It's not unusual for poets to try their hands at pop music-making. Patti Smith was a poet before she was a rock star. In recent years, print-poets such as David Berman and Wyn Cooper have put out more-than-credible song collections. But Mary Karr, known more for prize-winning memoirs such as The Liars Club and Lit than for her excellent poetry, has taken a high-profile risk that's paid off.
Teaming with Rodney Crowell, who once name-checked her in a song, Karr has crafted a series of tunes that, while in the country tradition, convey a lot of Karr's own obsessions with family. Not just songs about fathers and mothers and siblings, but memories of parents and siblings, and how memory and maturity alter the sense of one's own history.
I should make clear that these songs are collaborations, not just Mary Karr's words set to Rodney Crowell's music. As she puts it in her liner notes, during writing sessions, "we were badmintoning words back" at each other. Some of the songs rely on a country-music standby, the rueful pun, as in the song Norah Jones sings, with the refrain, "If the law don't want you, neither do I." But the best songs smuggle poetic diction into the honky tonk, as in Vince Gill's super-fine rendition of "Just Pleasing You."
"I had a mask inside my mind / that I hid behind" is the couplet in that song, and as it progresses, you begin to realize that the personage the singer wants to please may not be a wife or a lover, but God Himself. Elsewhere, the songs strip away ambiguity to tell vivid stories with colorful images. One of these is powered by Lee Ann Womack's vocal in "Momma's on a Roll."
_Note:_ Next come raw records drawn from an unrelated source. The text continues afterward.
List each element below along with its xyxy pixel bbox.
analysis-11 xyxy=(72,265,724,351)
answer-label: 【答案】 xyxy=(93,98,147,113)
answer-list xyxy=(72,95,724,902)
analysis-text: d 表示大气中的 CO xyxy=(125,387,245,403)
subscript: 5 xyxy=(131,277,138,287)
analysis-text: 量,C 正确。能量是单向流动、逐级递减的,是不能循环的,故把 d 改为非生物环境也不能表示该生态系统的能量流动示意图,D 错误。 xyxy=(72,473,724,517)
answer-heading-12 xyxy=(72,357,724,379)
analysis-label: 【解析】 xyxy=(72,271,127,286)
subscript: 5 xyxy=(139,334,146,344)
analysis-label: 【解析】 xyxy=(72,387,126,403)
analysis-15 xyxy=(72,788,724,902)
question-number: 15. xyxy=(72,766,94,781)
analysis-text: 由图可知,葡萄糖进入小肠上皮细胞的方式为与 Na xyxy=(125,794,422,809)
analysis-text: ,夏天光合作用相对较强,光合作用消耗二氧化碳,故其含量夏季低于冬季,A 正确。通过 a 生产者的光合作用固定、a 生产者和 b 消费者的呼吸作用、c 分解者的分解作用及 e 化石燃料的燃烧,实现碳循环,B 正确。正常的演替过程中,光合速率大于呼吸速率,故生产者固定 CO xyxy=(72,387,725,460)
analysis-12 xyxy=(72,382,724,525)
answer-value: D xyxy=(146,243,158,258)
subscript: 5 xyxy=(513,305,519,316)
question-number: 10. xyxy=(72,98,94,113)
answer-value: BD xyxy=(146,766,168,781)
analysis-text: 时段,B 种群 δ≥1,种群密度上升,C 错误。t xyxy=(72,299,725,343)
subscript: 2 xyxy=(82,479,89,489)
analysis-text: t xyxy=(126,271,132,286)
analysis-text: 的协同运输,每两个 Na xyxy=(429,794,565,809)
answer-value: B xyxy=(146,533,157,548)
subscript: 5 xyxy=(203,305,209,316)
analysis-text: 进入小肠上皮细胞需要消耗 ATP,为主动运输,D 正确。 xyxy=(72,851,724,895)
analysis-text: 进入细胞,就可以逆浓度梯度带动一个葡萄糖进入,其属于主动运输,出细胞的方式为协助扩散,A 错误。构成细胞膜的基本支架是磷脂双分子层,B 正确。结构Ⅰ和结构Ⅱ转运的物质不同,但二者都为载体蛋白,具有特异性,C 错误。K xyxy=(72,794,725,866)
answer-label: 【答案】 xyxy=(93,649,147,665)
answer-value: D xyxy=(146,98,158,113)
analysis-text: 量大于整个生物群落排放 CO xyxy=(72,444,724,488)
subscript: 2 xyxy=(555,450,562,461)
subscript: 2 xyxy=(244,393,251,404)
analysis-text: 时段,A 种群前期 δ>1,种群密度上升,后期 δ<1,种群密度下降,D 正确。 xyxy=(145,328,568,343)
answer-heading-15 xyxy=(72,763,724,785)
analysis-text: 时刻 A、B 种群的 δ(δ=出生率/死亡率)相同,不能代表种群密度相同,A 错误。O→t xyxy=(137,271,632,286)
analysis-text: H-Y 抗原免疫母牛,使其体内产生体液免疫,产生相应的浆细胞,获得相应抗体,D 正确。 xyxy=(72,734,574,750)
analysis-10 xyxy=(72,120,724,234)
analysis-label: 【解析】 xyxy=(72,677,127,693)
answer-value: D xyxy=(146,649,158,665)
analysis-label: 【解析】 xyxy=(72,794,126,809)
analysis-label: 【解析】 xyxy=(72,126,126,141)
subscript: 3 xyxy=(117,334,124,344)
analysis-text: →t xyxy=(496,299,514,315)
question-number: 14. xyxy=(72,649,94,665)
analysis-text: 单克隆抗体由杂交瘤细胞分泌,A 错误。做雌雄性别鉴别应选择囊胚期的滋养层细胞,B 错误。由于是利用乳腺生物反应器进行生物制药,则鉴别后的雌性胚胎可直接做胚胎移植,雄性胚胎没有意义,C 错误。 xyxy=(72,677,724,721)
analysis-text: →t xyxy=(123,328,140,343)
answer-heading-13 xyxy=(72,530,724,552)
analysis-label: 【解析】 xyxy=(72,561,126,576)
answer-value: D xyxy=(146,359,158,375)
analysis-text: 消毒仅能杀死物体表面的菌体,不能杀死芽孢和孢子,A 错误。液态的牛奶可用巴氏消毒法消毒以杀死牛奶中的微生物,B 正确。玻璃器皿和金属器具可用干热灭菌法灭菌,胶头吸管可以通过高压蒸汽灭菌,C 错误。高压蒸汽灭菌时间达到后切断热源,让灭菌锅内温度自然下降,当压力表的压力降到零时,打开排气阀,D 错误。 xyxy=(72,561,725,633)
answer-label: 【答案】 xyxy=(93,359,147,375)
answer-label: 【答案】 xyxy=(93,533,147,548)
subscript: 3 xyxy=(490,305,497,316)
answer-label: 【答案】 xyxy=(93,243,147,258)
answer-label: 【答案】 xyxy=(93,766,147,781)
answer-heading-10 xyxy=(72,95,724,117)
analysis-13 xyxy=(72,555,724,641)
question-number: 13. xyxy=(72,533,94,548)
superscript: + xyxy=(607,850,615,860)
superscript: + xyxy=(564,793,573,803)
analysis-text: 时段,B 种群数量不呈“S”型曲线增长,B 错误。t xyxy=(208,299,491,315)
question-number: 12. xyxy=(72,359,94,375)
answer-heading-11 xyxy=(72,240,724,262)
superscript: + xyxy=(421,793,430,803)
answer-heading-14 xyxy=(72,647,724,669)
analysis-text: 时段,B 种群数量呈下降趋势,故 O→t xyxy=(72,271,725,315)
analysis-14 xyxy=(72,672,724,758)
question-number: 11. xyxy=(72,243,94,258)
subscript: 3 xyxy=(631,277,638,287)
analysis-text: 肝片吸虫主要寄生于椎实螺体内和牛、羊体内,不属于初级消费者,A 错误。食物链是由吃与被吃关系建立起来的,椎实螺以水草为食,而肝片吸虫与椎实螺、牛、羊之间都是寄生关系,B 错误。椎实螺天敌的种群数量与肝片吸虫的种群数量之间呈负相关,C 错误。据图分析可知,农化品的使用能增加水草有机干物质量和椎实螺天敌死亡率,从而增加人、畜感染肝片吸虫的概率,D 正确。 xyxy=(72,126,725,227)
There are lots of songs about mamas and daddies in country music. There are far fewer about sisters, but Karr and Crowell come up with a fine one called "Sister Oh Sister." The creativity here is completed by a superb vocal from Rosanne Cash, who performs what I mentioned earlier: that magical liberation of memory unmoored from the drift of nostalgia.
If there's a theme running through these songs, it's that, to very loosely paraphrase Philip Larkin, your kinfolk, they mess you up. Karr and Crowell know that harsh or cruel experiences can mingle with sweeter ones and the passage of time to achieve not rosy harmony, but an acceptance of life as you live it, one day at a time, adding them up and trying to make art out of mess.